7 Patterns and Associations Analysis

In this section, we will explore methods for analyzing patterns and associations within datasets. These methods are instrumental in uncovering relationships between variables, identifying underlying patterns, and elucidating complex structures within the data. Specifically, we will discuss correlation analysis, heatmap visualization, hierarchical clustering, and other techniques for exploring patterns and associations in various types of datasets.

7.1 Correlation analysis and visualization

Correlation analysis quantifies the strength and direction of the linear relationship between two continuous variables. It helps in understanding how variables are related to each other and can identify potential associations or dependencies within the data. Heatmap visualization is commonly integrated with correlation analysis to visually represent correlation matrices, allowing for the identification of patterns and relationships between variables.
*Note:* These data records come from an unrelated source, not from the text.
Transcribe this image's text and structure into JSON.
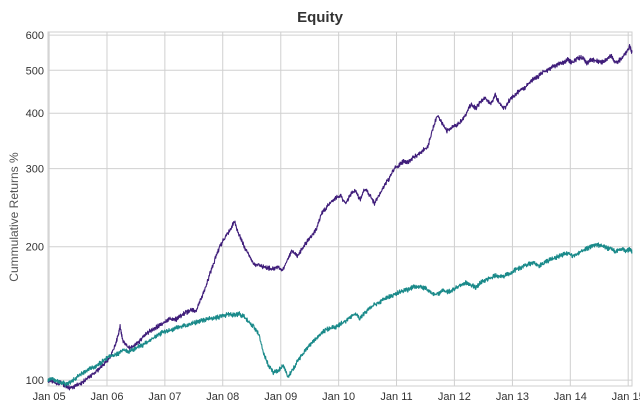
{
  "chart_data": {
    "type": "line",
    "title": "Equity",
    "xlabel": "",
    "ylabel": "Cummulative Returns %",
    "y_scale": "log",
    "ylim": [
      97,
      610
    ],
    "xlim": [
      "2004-12-25",
      "2015-01-25"
    ],
    "grid": true,
    "legend": "none",
    "x_ticks": [
      {
        "date": "2005-01-01",
        "label": "Jan 05"
      },
      {
        "date": "2006-01-01",
        "label": "Jan 06"
      },
      {
        "date": "2007-01-01",
        "label": "Jan 07"
      },
      {
        "date": "2008-01-01",
        "label": "Jan 08"
      },
      {
        "date": "2009-01-01",
        "label": "Jan 09"
      },
      {
        "date": "2010-01-01",
        "label": "Jan 10"
      },
      {
        "date": "2011-01-01",
        "label": "Jan 11"
      },
      {
        "date": "2012-01-01",
        "label": "Jan 12"
      },
      {
        "date": "2013-01-01",
        "label": "Jan 13"
      },
      {
        "date": "2014-01-01",
        "label": "Jan 14"
      },
      {
        "date": "2015-01-01",
        "label": "Jan 15"
      }
    ],
    "y_ticks": [
      100,
      200,
      300,
      400,
      500,
      600
    ],
    "series": [
      {
        "color": "#3f1d7a",
        "points": [
          [
            "2004-12-25",
            100
          ],
          [
            "2005-01-15",
            100
          ],
          [
            "2005-02-15",
            98
          ],
          [
            "2005-03-15",
            99
          ],
          [
            "2005-04-15",
            97
          ],
          [
            "2005-05-15",
            96
          ],
          [
            "2005-06-15",
            97
          ],
          [
            "2005-07-15",
            98
          ],
          [
            "2005-08-15",
            100
          ],
          [
            "2005-09-15",
            102
          ],
          [
            "2005-10-15",
            104
          ],
          [
            "2005-11-15",
            106
          ],
          [
            "2005-12-15",
            109
          ],
          [
            "2006-01-15",
            112
          ],
          [
            "2006-02-15",
            118
          ],
          [
            "2006-03-10",
            125
          ],
          [
            "2006-03-25",
            132
          ],
          [
            "2006-04-10",
            123
          ],
          [
            "2006-05-15",
            118
          ],
          [
            "2006-06-15",
            119
          ],
          [
            "2006-07-15",
            121
          ],
          [
            "2006-08-15",
            125
          ],
          [
            "2006-09-15",
            128
          ],
          [
            "2006-10-15",
            130
          ],
          [
            "2006-11-15",
            132
          ],
          [
            "2006-12-15",
            134
          ],
          [
            "2007-01-15",
            136
          ],
          [
            "2007-02-15",
            138
          ],
          [
            "2007-03-15",
            137
          ],
          [
            "2007-04-15",
            140
          ],
          [
            "2007-05-15",
            142
          ],
          [
            "2007-06-15",
            144
          ],
          [
            "2007-07-15",
            143
          ],
          [
            "2007-08-15",
            152
          ],
          [
            "2007-09-15",
            162
          ],
          [
            "2007-10-15",
            175
          ],
          [
            "2007-11-15",
            188
          ],
          [
            "2007-12-15",
            200
          ],
          [
            "2008-01-15",
            210
          ],
          [
            "2008-02-15",
            218
          ],
          [
            "2008-03-15",
            228
          ],
          [
            "2008-04-15",
            212
          ],
          [
            "2008-05-15",
            200
          ],
          [
            "2008-06-15",
            192
          ],
          [
            "2008-07-15",
            183
          ],
          [
            "2008-08-15",
            181
          ],
          [
            "2008-09-15",
            180
          ],
          [
            "2008-10-15",
            179
          ],
          [
            "2008-11-15",
            178
          ],
          [
            "2008-12-15",
            180
          ],
          [
            "2009-01-10",
            176
          ],
          [
            "2009-02-15",
            188
          ],
          [
            "2009-03-15",
            196
          ],
          [
            "2009-04-15",
            190
          ],
          [
            "2009-05-15",
            198
          ],
          [
            "2009-06-15",
            205
          ],
          [
            "2009-07-15",
            212
          ],
          [
            "2009-08-15",
            220
          ],
          [
            "2009-09-15",
            238
          ],
          [
            "2009-10-15",
            245
          ],
          [
            "2009-11-15",
            252
          ],
          [
            "2009-12-15",
            258
          ],
          [
            "2010-01-15",
            260
          ],
          [
            "2010-02-15",
            250
          ],
          [
            "2010-03-15",
            262
          ],
          [
            "2010-04-15",
            268
          ],
          [
            "2010-05-15",
            255
          ],
          [
            "2010-06-15",
            270
          ],
          [
            "2010-07-15",
            262
          ],
          [
            "2010-08-15",
            250
          ],
          [
            "2010-09-15",
            262
          ],
          [
            "2010-10-15",
            275
          ],
          [
            "2010-11-15",
            285
          ],
          [
            "2010-12-15",
            300
          ],
          [
            "2011-01-15",
            305
          ],
          [
            "2011-02-15",
            312
          ],
          [
            "2011-03-15",
            310
          ],
          [
            "2011-04-15",
            318
          ],
          [
            "2011-05-15",
            322
          ],
          [
            "2011-06-15",
            330
          ],
          [
            "2011-07-15",
            335
          ],
          [
            "2011-08-15",
            365
          ],
          [
            "2011-09-15",
            398
          ],
          [
            "2011-10-15",
            380
          ],
          [
            "2011-11-15",
            365
          ],
          [
            "2011-12-15",
            372
          ],
          [
            "2012-01-15",
            375
          ],
          [
            "2012-02-15",
            385
          ],
          [
            "2012-03-15",
            398
          ],
          [
            "2012-04-15",
            420
          ],
          [
            "2012-05-15",
            410
          ],
          [
            "2012-06-15",
            425
          ],
          [
            "2012-07-15",
            432
          ],
          [
            "2012-08-15",
            418
          ],
          [
            "2012-09-15",
            440
          ],
          [
            "2012-10-15",
            418
          ],
          [
            "2012-11-15",
            410
          ],
          [
            "2012-12-15",
            430
          ],
          [
            "2013-01-15",
            440
          ],
          [
            "2013-02-15",
            450
          ],
          [
            "2013-03-15",
            455
          ],
          [
            "2013-04-15",
            468
          ],
          [
            "2013-05-15",
            480
          ],
          [
            "2013-06-15",
            485
          ],
          [
            "2013-07-15",
            495
          ],
          [
            "2013-08-15",
            500
          ],
          [
            "2013-09-15",
            510
          ],
          [
            "2013-10-15",
            515
          ],
          [
            "2013-11-15",
            520
          ],
          [
            "2013-12-15",
            528
          ],
          [
            "2014-01-15",
            520
          ],
          [
            "2014-02-15",
            532
          ],
          [
            "2014-03-15",
            535
          ],
          [
            "2014-04-15",
            520
          ],
          [
            "2014-05-15",
            528
          ],
          [
            "2014-06-15",
            525
          ],
          [
            "2014-07-15",
            520
          ],
          [
            "2014-08-15",
            530
          ],
          [
            "2014-09-15",
            540
          ],
          [
            "2014-10-15",
            518
          ],
          [
            "2014-11-15",
            530
          ],
          [
            "2014-12-15",
            545
          ],
          [
            "2015-01-10",
            565
          ],
          [
            "2015-01-25",
            548
          ]
        ]
      },
      {
        "color": "#1a8a8a",
        "points": [
          [
            "2004-12-25",
            100
          ],
          [
            "2005-01-15",
            101
          ],
          [
            "2005-02-15",
            100
          ],
          [
            "2005-03-15",
            99
          ],
          [
            "2005-04-15",
            98
          ],
          [
            "2005-05-15",
            99
          ],
          [
            "2005-06-15",
            101
          ],
          [
            "2005-07-15",
            103
          ],
          [
            "2005-08-15",
            104
          ],
          [
            "2005-09-15",
            106
          ],
          [
            "2005-10-15",
            107
          ],
          [
            "2005-11-15",
            109
          ],
          [
            "2005-12-15",
            111
          ],
          [
            "2006-01-15",
            113
          ],
          [
            "2006-02-15",
            114
          ],
          [
            "2006-03-15",
            115
          ],
          [
            "2006-04-15",
            117
          ],
          [
            "2006-05-15",
            116
          ],
          [
            "2006-06-15",
            117
          ],
          [
            "2006-07-15",
            119
          ],
          [
            "2006-08-15",
            120
          ],
          [
            "2006-09-15",
            122
          ],
          [
            "2006-10-15",
            124
          ],
          [
            "2006-11-15",
            126
          ],
          [
            "2006-12-15",
            128
          ],
          [
            "2007-01-15",
            129
          ],
          [
            "2007-02-15",
            130
          ],
          [
            "2007-03-15",
            131
          ],
          [
            "2007-04-15",
            132
          ],
          [
            "2007-05-15",
            133
          ],
          [
            "2007-06-15",
            134
          ],
          [
            "2007-07-15",
            135
          ],
          [
            "2007-08-15",
            136
          ],
          [
            "2007-09-15",
            137
          ],
          [
            "2007-10-15",
            138
          ],
          [
            "2007-11-15",
            138
          ],
          [
            "2007-12-15",
            139
          ],
          [
            "2008-01-15",
            140
          ],
          [
            "2008-02-15",
            141
          ],
          [
            "2008-03-15",
            140
          ],
          [
            "2008-04-15",
            141
          ],
          [
            "2008-05-15",
            139
          ],
          [
            "2008-06-15",
            135
          ],
          [
            "2008-07-15",
            132
          ],
          [
            "2008-08-15",
            127
          ],
          [
            "2008-09-15",
            115
          ],
          [
            "2008-10-15",
            108
          ],
          [
            "2008-11-15",
            104
          ],
          [
            "2008-12-15",
            105
          ],
          [
            "2009-01-15",
            108
          ],
          [
            "2009-02-15",
            102
          ],
          [
            "2009-03-15",
            105
          ],
          [
            "2009-04-15",
            110
          ],
          [
            "2009-05-15",
            114
          ],
          [
            "2009-06-15",
            118
          ],
          [
            "2009-07-15",
            121
          ],
          [
            "2009-08-15",
            124
          ],
          [
            "2009-09-15",
            128
          ],
          [
            "2009-10-15",
            130
          ],
          [
            "2009-11-15",
            131
          ],
          [
            "2009-12-15",
            132
          ],
          [
            "2010-01-15",
            134
          ],
          [
            "2010-02-15",
            136
          ],
          [
            "2010-03-15",
            139
          ],
          [
            "2010-04-15",
            141
          ],
          [
            "2010-05-15",
            138
          ],
          [
            "2010-06-15",
            142
          ],
          [
            "2010-07-15",
            145
          ],
          [
            "2010-08-15",
            148
          ],
          [
            "2010-09-15",
            150
          ],
          [
            "2010-10-15",
            152
          ],
          [
            "2010-11-15",
            154
          ],
          [
            "2010-12-15",
            156
          ],
          [
            "2011-01-15",
            158
          ],
          [
            "2011-02-15",
            159
          ],
          [
            "2011-03-15",
            160
          ],
          [
            "2011-04-15",
            162
          ],
          [
            "2011-05-15",
            163
          ],
          [
            "2011-06-15",
            162
          ],
          [
            "2011-07-15",
            160
          ],
          [
            "2011-08-15",
            157
          ],
          [
            "2011-09-15",
            156
          ],
          [
            "2011-10-15",
            159
          ],
          [
            "2011-11-15",
            158
          ],
          [
            "2011-12-15",
            159
          ],
          [
            "2012-01-15",
            162
          ],
          [
            "2012-02-15",
            164
          ],
          [
            "2012-03-15",
            166
          ],
          [
            "2012-04-15",
            164
          ],
          [
            "2012-05-15",
            162
          ],
          [
            "2012-06-15",
            166
          ],
          [
            "2012-07-15",
            168
          ],
          [
            "2012-08-15",
            170
          ],
          [
            "2012-09-15",
            172
          ],
          [
            "2012-10-15",
            171
          ],
          [
            "2012-11-15",
            172
          ],
          [
            "2012-12-15",
            174
          ],
          [
            "2013-01-15",
            177
          ],
          [
            "2013-02-15",
            179
          ],
          [
            "2013-03-15",
            181
          ],
          [
            "2013-04-15",
            183
          ],
          [
            "2013-05-15",
            184
          ],
          [
            "2013-06-15",
            181
          ],
          [
            "2013-07-15",
            184
          ],
          [
            "2013-08-15",
            186
          ],
          [
            "2013-09-15",
            188
          ],
          [
            "2013-10-15",
            190
          ],
          [
            "2013-11-15",
            192
          ],
          [
            "2013-12-15",
            193
          ],
          [
            "2014-01-15",
            191
          ],
          [
            "2014-02-15",
            193
          ],
          [
            "2014-03-15",
            196
          ],
          [
            "2014-04-15",
            198
          ],
          [
            "2014-05-15",
            200
          ],
          [
            "2014-06-15",
            202
          ],
          [
            "2014-07-15",
            201
          ],
          [
            "2014-08-15",
            199
          ],
          [
            "2014-09-15",
            197
          ],
          [
            "2014-10-15",
            195
          ],
          [
            "2014-11-15",
            198
          ],
          [
            "2014-12-15",
            196
          ],
          [
            "2015-01-15",
            197
          ],
          [
            "2015-01-25",
            194
          ]
        ]
      }
    ]
  }
}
7.1.1 Pearson Correlation Heatmap with microViz Package

In this section, we utilize the cor_heatmap function available in the microViz package to generate a heatmap visualizing Pearson correlation coefficients between variables. This technique allows for the exploration of relationships and patterns within the data, providing insights into the strength and direction of linear associations between variables.

ps_extra <- ps_dietswap %>%
tax_transform(
  trans = "clr",
  rank = "Genus",
  keep_counts = TRUE,
  zero_replace = 0,
  add = 0,
  transformation = NULL
)
# Load required packages
library(phyloseq)
library(microViz)

# Set up the data with numerical variables and filter to top taxa
ps <- ps_dietswap %>%
  ps_mutate(
    bmi = recode(bmi_group, obese = 3, overweight = 2, lean = 1),
    female = if_else(sex == "female", true = 1, false = 0),
    african = if_else(nationality == "AFR", true = 1, false = 0)
  ) %>%
  tax_filter(
    tax_level = "Genus", min_prevalence = 1 / 10, min_sample_abundance = 1 / 10
  ) %>%
  tax_transform("identity", rank = "Genus")

# Randomly select 30 taxa from the 50 most abundant taxa (just for demo)
set.seed(123)
top_taxa <- tax_top(ps_dietswap, n = 10, by = sum, rank = "unique", use_counts = FALSE)

taxa <- sample(tax_top(ps_dietswap, n = 50), size = 30)

# Clean the data and draw the correlation heatmap 
cor_heatmap(
  data = ps, 
  taxa = taxa,
  taxon_renamer = function(x) stringr::str_remove(x, " [ae]t rel."),
  tax_anno = taxAnnotation(
    Prev. = anno_tax_prev(undetected = 50),
    Log2 = anno_tax_box(undetected = 50, trans = "log2", zero_replace = 1)
  )
)

Note: The parameter min_prevalence = 0.1 is set, equivalent to approximately 23 out of 222 samples. This value may vary depending on the dataset. Adjust as necessary.

7.2 Hierarchical clustering

Hierarchical clustering is a method for grouping similar observations or variables together based on their similarity or dissimilarity. It creates a hierarchical tree-like structure (dendrogram) that illustrates the relationships between clusters, allowing for the identification of natural groupings or patterns within the data.